Thanks for sharing such a truthful, fun story. There’s such a big difference between confidence and arrogance and being able to laugh at ourselves is the best.
JLouise, thankfully I learned to laugh at myself a long time ago. Then again, I give myself a lot of opportunities to learn how to do that.
You can’t take yourself too seriously, and when you do, life is always there to remind you to stop doing that.
LOL…I can so relate…I’ve also been feeling full of myself lately because I’m eating mostly raw and vegan, my skin looks great, I’ve lost a little weight….then I take my friend’s 5 year old son to the bathroom for an emergency run at PCC market. Well, I figure I may as well pee, too, while we’re there. So I pull down my jeans, and he looks at me with this shocked look on his face, and says, “Lala, your legs are huge! I mean, really fat!” And he crinkles up his face and makes a motion with his hands like he’s kneading lumpy raw dough. Little bastard! Anyway, I just laughed and said, “You’re right, Eli, they sure are!”. His tiny size 6 mother nearly died when I relayed the story back in the car. Very funny stuff!

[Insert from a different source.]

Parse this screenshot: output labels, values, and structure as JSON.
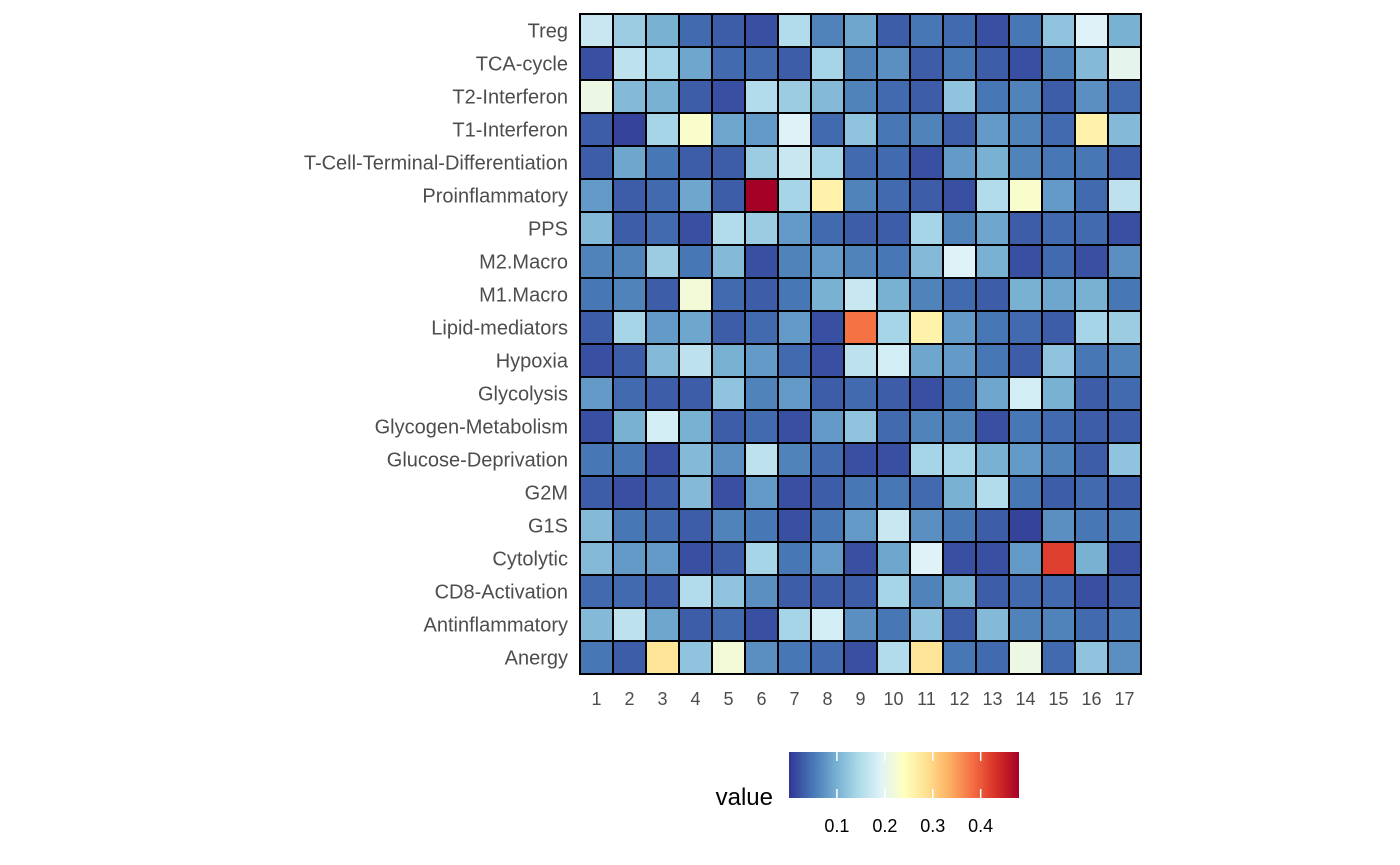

Alisa, that cracks me up! Leave it to a little kid to burst any bubble you have created about yourself, huh? Why is it we have to be nice to them again?
Good for you for eating better and sticking with the program.
Great story and i love your new hair style! So chic and coastal.
Thanks, Cathy. Love your new avatar!
Well Betsy that is a funny story! I thought that you were going to say, that you were overtaken by a younger hotter POA and that was who the construction guys had been yelling at
At least it was just a bunch of tourists! Good story, thanks Warren for having the idea of videoing it! Have you had the tattoo yet? How did it go???
Hey Judy,
I am posting a new post tomorrow morning with pictures of the new tattoo. I look forward to your thoughts.
hehehehe…great story. Very funny. I enjoyed that, thanks!
That was so funny to watch!
I, too, love to laugh at myself when I catch myself doing something silly or embarassing. Which is often. I think’s it’s a good lesson for my/our kids to learn, not to take themselves so seriously.
And I also have come to learn that the minute I start feeling too over-confident … something will come along in life to remind me to be more humble.